Second, given the severity of the current downturn, a lender may not have the “pleasure” of merely modifying its note holdings. Instead in certain instances, a lender may be forced to convert all, or a portion, of their debt holdings to equity in the applicable issuer to have any chance of recovering its original (loan) investment. Depending on how the lender is treated for tax purposes (i.e., as a partnership or corporation) and, in the case of a corporate borrower, on the character of the debt as a “security” for purposes of corporate reorganization rules, these types of restructurings may also trigger taxation to creditors in certain instances. Further, in the case of debt holdings in a corporate borrower, a lender will want to consider the impact of a conversion of its indebtedness to equity in the applicable borrower on the borrower’s use of its net operating losses (“NOLs”) going forward. It is important for lenders to understand these nuances in connection with any debt restructuring that involves a conversion to equity in the applicable borrower.

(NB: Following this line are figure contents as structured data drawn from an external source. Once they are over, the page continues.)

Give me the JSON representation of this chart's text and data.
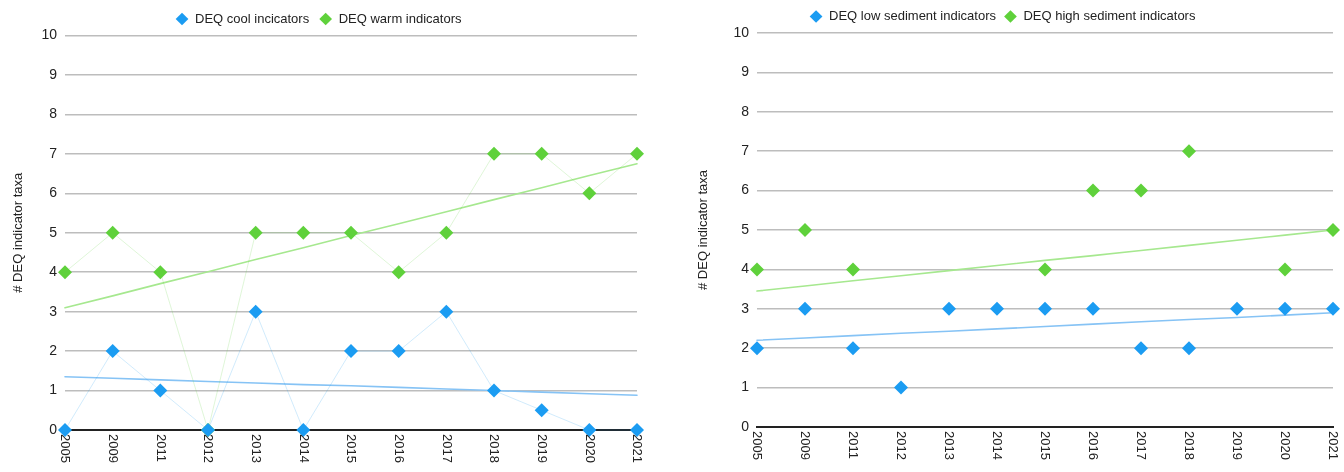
{
  "chart_data": [
    {
      "type": "line",
      "categories": [
        "2005",
        "2009",
        "2011",
        "2012",
        "2013",
        "2014",
        "2015",
        "2016",
        "2017",
        "2018",
        "2019",
        "2020",
        "2021"
      ],
      "ylabel": "# DEQ indicator taxa",
      "ylim": [
        0,
        10
      ],
      "yticks": [
        0,
        1,
        2,
        3,
        4,
        5,
        6,
        7,
        8,
        9,
        10
      ],
      "grid": "y",
      "legend": "top",
      "marker": "diamond",
      "series": [
        {
          "name": "DEQ cool incicators",
          "color": "#1b9cf2",
          "values": [
            0,
            2,
            1,
            0,
            3,
            0,
            2,
            2,
            3,
            1,
            0.5,
            0,
            0
          ]
        },
        {
          "name": "DEQ warm indicators",
          "color": "#5fd13b",
          "values": [
            4,
            5,
            4,
            0,
            5,
            5,
            5,
            4,
            5,
            7,
            7,
            6,
            7
          ]
        },
        {
          "type": "line",
          "marker": "none",
          "color": "#86c3f5",
          "values": [
            1.35,
            1.31,
            1.27,
            1.23,
            1.19,
            1.15,
            1.12,
            1.08,
            1.04,
            1.0,
            0.96,
            0.92,
            0.88
          ]
        },
        {
          "type": "line",
          "marker": "none",
          "color": "#a6e88f",
          "values": [
            3.1,
            3.4,
            3.71,
            4.01,
            4.32,
            4.62,
            4.93,
            5.23,
            5.53,
            5.84,
            6.14,
            6.45,
            6.75
          ]
        }
      ]
    },
    {
      "type": "scatter",
      "categories": [
        "2005",
        "2009",
        "2011",
        "2012",
        "2013",
        "2014",
        "2015",
        "2016",
        "2017",
        "2018",
        "2019",
        "2020",
        "2021"
      ],
      "ylabel": "# DEQ indicator taxa",
      "ylim": [
        0,
        10
      ],
      "yticks": [
        0,
        1,
        2,
        3,
        4,
        5,
        6,
        7,
        8,
        9,
        10
      ],
      "grid": "y",
      "legend": "top",
      "marker": "diamond",
      "series": [
        {
          "name": "DEQ low sediment indicators",
          "color": "#1b9cf2",
          "values": [
            2,
            3,
            2,
            1,
            3,
            3,
            3,
            3,
            2,
            2,
            3,
            3,
            3
          ]
        },
        {
          "name": "DEQ high sediment indicators",
          "color": "#5fd13b",
          "values": [
            4,
            5,
            4,
            null,
            null,
            null,
            4,
            6,
            6,
            7,
            null,
            4,
            5
          ]
        },
        {
          "type": "line",
          "marker": "none",
          "color": "#86c3f5",
          "values": [
            2.2,
            2.26,
            2.32,
            2.38,
            2.43,
            2.49,
            2.55,
            2.61,
            2.67,
            2.73,
            2.78,
            2.84,
            2.9
          ]
        },
        {
          "type": "line",
          "marker": "none",
          "color": "#a6e88f",
          "values": [
            3.45,
            3.58,
            3.71,
            3.84,
            3.97,
            4.1,
            4.23,
            4.35,
            4.48,
            4.61,
            4.74,
            4.87,
            5.0
          ]
        }
      ]
    }
  ]
}
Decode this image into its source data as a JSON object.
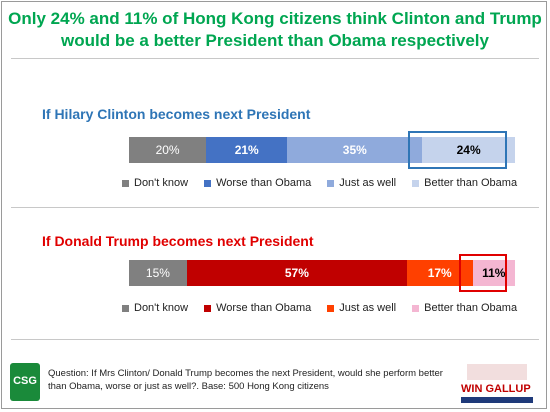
{
  "title": "Only 24% and 11% of Hong Kong citizens think Clinton and Trump would be a better President than Obama respectively",
  "chart_data": [
    {
      "type": "bar",
      "orientation": "horizontal-stacked",
      "title": "If Hilary Clinton becomes next President",
      "title_color": "#2e75b6",
      "unit": "%",
      "series": [
        {
          "name": "Don't know",
          "value": 20,
          "label": "20%",
          "color": "#808080"
        },
        {
          "name": "Worse than Obama",
          "value": 21,
          "label": "21%",
          "color": "#4472c4"
        },
        {
          "name": "Just as well",
          "value": 35,
          "label": "35%",
          "color": "#8faadc"
        },
        {
          "name": "Better than Obama",
          "value": 24,
          "label": "24%",
          "color": "#c5d3ec",
          "highlight": true,
          "highlight_color": "#2e75b6"
        }
      ],
      "legend_position": "bottom"
    },
    {
      "type": "bar",
      "orientation": "horizontal-stacked",
      "title": "If Donald Trump becomes next President",
      "title_color": "#e00000",
      "unit": "%",
      "series": [
        {
          "name": "Don't know",
          "value": 15,
          "label": "15%",
          "color": "#808080"
        },
        {
          "name": "Worse than Obama",
          "value": 57,
          "label": "57%",
          "color": "#c00000"
        },
        {
          "name": "Just as well",
          "value": 17,
          "label": "17%",
          "color": "#ff4000"
        },
        {
          "name": "Better than Obama",
          "value": 11,
          "label": "11%",
          "color": "#f4b6d2",
          "highlight": true,
          "highlight_color": "#e00000"
        }
      ],
      "legend_position": "bottom"
    }
  ],
  "footer": {
    "logo_text": "CSG",
    "question": "Question: If Mrs Clinton/ Donald Trump becomes the next President, would she perform better than Obama, worse or just as well?. Base:  500 Hong Kong citizens",
    "logo_right": "WIN GALLUP"
  },
  "colors": {
    "title": "#00a651",
    "divider": "#c8c8c8"
  }
}
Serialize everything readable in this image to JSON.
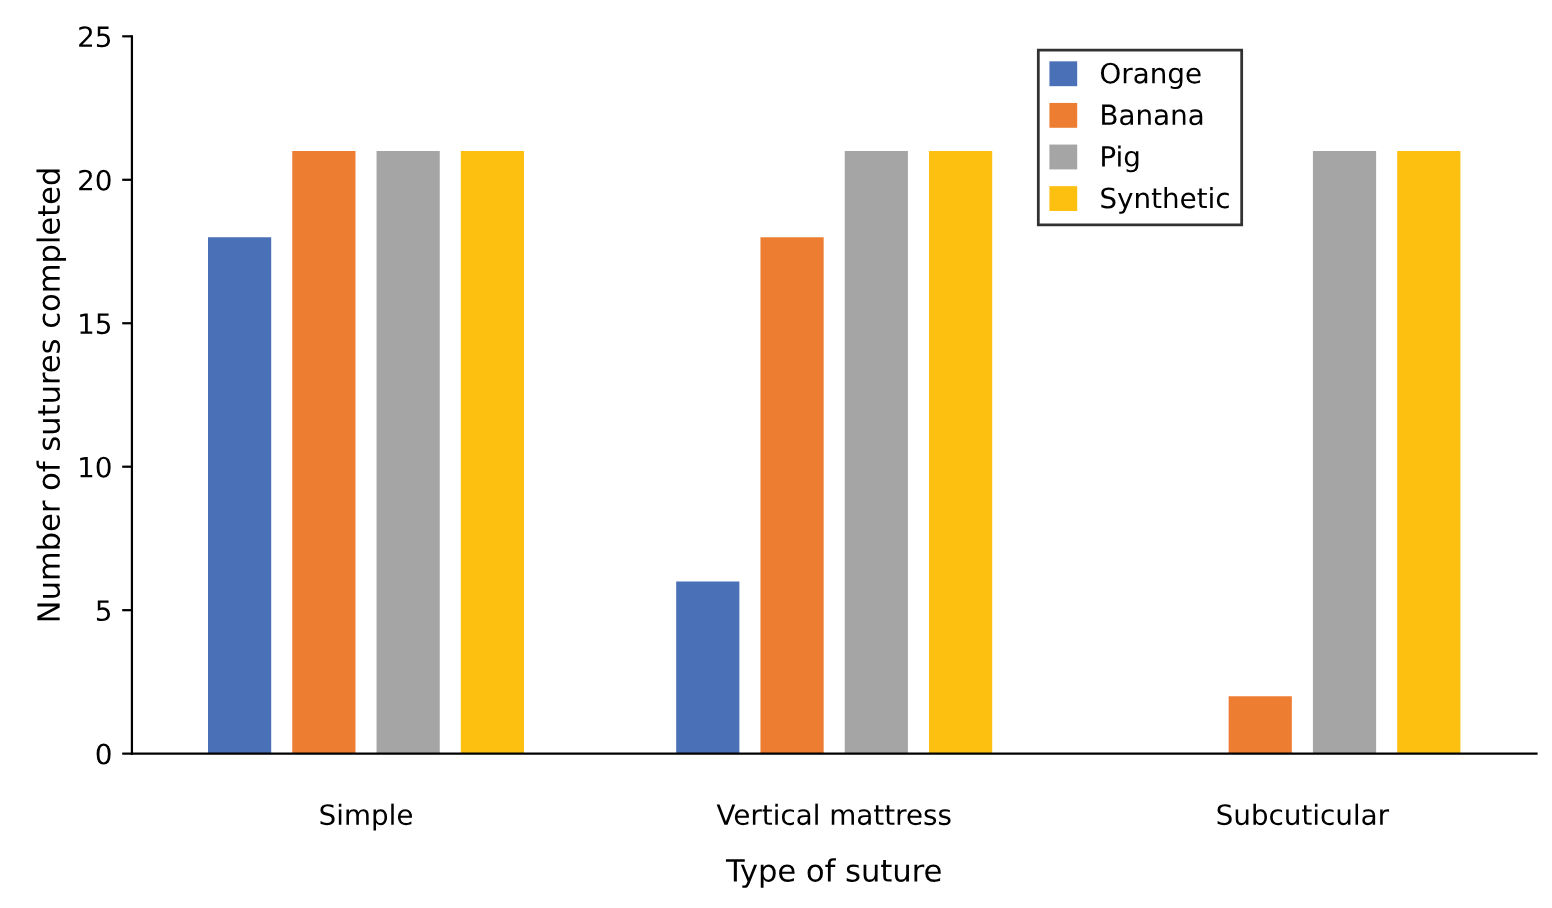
{
  "chart_data": {
    "type": "bar",
    "xlabel": "Type of suture",
    "ylabel": "Number of sutures completed",
    "categories": [
      "Simple",
      "Vertical mattress",
      "Subcuticular"
    ],
    "series": [
      {
        "name": "Orange",
        "color": "#4a71b8",
        "values": [
          18,
          6,
          0
        ]
      },
      {
        "name": "Banana",
        "color": "#ed7d31",
        "values": [
          21,
          18,
          2
        ]
      },
      {
        "name": "Pig",
        "color": "#a5a5a5",
        "values": [
          21,
          21,
          21
        ]
      },
      {
        "name": "Synthetic",
        "color": "#fdc010",
        "values": [
          21,
          21,
          21
        ]
      }
    ],
    "ylim": [
      0,
      25
    ],
    "yticks": [
      0,
      5,
      10,
      15,
      20,
      25
    ],
    "grid": false,
    "legend": "top right"
  }
}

Finally, in the most extreme cases, there may not be any path forward for a lender to recover all or a portion of its original (loan) investment. In these cases, depending on the nature of the underlying debt as a security for tax purposes under Code Section 165 and the characterization of the borrower for tax purposes (i.e., as a partnership or corporation), a lender may be eligible for a loss or deduction for worthlessness (or for partial worthlessness in limited cases) under Code Sections 165 or 166, or a loss in connection with a debt “retirement” under Code Section 1271. In many of these instances these losses or deductions will be treated as capital losses for tax purposes. However, depending on facts and circumstances (such as characterization of the lender for tax purposes (i.e., as a corporation or partnership)) and the method with which a debt is retired or written off by the lender, there may be opportunities for certain lenders to generate ordinary deductions rather than realize capital losses, thereby avoiding all of the deduction limitations applicable to capital losses. Applicable law in this area is very complex and planning is critical to make sure that the debt retirement process is affected in the proper fashion to allow for the most tax efficient consequences.